While many North American gas producers will see ever sharper production decline rates in the coming years, EnCana Corp. said its “resource play” strategy has enabled it to grow both production and reserves and project flatter declines each subsequent year.

“How can the biggest independent grow the fastest, especially in an industry that is swimming against the tide of high decline rates and lack of exploration success in conventional gas plays?” asked Brian Ferguson, executive vice president of corporate development at EnCana. “What differentiates EnCana is our focus on low decline, long-lived unconventional resource plays with huge growth potential.”

Instead of focusing on conventional resources, EnCana has targeted tight gas sands, coalbed methane and gas shales and has accumulated an acreage position of about 17 million net undeveloped acres, or about three times the size of the state of Massachusetts.

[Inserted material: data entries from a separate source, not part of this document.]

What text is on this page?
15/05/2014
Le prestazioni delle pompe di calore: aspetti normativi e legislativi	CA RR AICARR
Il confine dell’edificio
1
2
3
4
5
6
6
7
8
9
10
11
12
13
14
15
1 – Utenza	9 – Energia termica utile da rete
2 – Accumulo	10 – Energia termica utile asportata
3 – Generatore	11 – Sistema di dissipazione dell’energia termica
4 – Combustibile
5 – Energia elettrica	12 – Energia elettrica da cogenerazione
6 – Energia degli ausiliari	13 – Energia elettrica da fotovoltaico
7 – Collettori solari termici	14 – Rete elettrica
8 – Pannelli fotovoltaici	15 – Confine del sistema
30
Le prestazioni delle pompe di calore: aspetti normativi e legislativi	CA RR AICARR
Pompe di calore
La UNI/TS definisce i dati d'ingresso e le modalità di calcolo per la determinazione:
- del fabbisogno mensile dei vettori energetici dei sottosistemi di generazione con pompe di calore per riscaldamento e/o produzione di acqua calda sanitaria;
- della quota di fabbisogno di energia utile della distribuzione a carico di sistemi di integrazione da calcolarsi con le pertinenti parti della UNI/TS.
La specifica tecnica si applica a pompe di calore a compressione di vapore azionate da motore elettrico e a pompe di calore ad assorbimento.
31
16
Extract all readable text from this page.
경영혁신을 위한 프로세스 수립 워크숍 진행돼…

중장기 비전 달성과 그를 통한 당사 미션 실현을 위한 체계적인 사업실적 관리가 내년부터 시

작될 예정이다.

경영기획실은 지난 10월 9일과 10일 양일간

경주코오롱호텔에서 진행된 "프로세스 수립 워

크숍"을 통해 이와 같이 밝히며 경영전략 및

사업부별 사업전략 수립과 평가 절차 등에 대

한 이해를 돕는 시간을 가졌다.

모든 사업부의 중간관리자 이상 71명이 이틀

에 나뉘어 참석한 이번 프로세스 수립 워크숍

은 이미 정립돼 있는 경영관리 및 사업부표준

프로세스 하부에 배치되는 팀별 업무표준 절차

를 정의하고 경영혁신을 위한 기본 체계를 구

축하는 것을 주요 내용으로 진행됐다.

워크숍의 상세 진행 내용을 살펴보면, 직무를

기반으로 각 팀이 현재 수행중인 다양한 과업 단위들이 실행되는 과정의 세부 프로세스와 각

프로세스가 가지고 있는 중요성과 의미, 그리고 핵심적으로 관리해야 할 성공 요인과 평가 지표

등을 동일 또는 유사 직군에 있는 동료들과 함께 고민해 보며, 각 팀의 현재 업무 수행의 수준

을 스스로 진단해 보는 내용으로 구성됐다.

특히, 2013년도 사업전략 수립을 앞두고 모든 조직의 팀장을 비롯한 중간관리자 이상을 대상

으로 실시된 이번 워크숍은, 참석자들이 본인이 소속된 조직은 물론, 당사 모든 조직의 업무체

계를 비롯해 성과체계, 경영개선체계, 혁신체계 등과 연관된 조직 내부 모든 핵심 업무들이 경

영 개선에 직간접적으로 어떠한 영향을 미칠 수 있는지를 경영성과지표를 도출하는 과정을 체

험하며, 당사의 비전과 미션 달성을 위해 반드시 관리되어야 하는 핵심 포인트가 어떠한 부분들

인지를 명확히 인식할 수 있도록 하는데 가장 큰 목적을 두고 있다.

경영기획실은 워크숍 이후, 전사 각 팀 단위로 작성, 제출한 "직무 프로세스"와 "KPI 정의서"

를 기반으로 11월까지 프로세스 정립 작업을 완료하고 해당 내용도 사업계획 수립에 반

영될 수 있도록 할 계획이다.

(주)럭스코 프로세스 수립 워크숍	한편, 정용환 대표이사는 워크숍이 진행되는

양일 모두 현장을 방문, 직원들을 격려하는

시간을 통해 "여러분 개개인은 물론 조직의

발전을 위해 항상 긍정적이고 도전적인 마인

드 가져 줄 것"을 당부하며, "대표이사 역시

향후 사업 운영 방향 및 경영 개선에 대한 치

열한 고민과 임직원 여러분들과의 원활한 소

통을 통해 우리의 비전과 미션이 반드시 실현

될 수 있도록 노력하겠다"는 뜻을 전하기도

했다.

EnCana characterizes “resource plays” as large unbooked resources at a relatively early stage of exploitation. Operations to produce the resource plays are repeatable and scaleable, so economies of scale can be achieved over millions of acres and thousands of well locations, Ferguson said Tuesday at the Lehman Brothers CEO Energy/Power Conference.

“Approximately 60% of our current production comes from resource plays, which we see increasing to about 80% over the next five years,” he said.

From 2003 to 2010, EnCana’s natural decline rate will stabilize to about 17%/year and the decline curve will get flatter over time. “Our production replacement treadmill is not as steep or running as fast as most of our competition, meaning more cash flow and other resources are available for growth rather than just churning and standing still,” he said. Over the same seven-year period, U.S. producers are expected to see an average decline rate over the same period of about 28%.

EnCana’s growth areas are in the Plains region of Southern Alberta (more than 1 Bcf/d and 10% production growth projected), the Foothills region of Western Canada (more than 600 MMcf/d), and the U.S. Rockies (675-725 MMcf/d before royalties in 2003).

“When you focus on what you do well you can reduce the complex to simple repeatable actions,” said Ferguson. “Using our Northeast British Columbia position as an example of this, we have determined how to best extract gas from this tight gas flow using horizontal underbalanced drilling, and now we are drilling hundreds of these wells on literally millions of acres of land to continue to grow production. We focus on what we’re good at and build large land positions around our core competencies.”

He said the company, which is the third largest North American gas producer among majors and independents, is forecasting 2002-2003 and 2003-2004 annual gas production growth of 8-12%, with total gas sales in 2004 of 3.25-3.45 Bcf/d.

“Our first-half sales are already at the bottom end of the 2003 guidance range and we plan to add another 150-200 MMcf/d of production over the course of the second half of this year.”

EnCana is forecasting 10% annual earnings per share growth through 2006.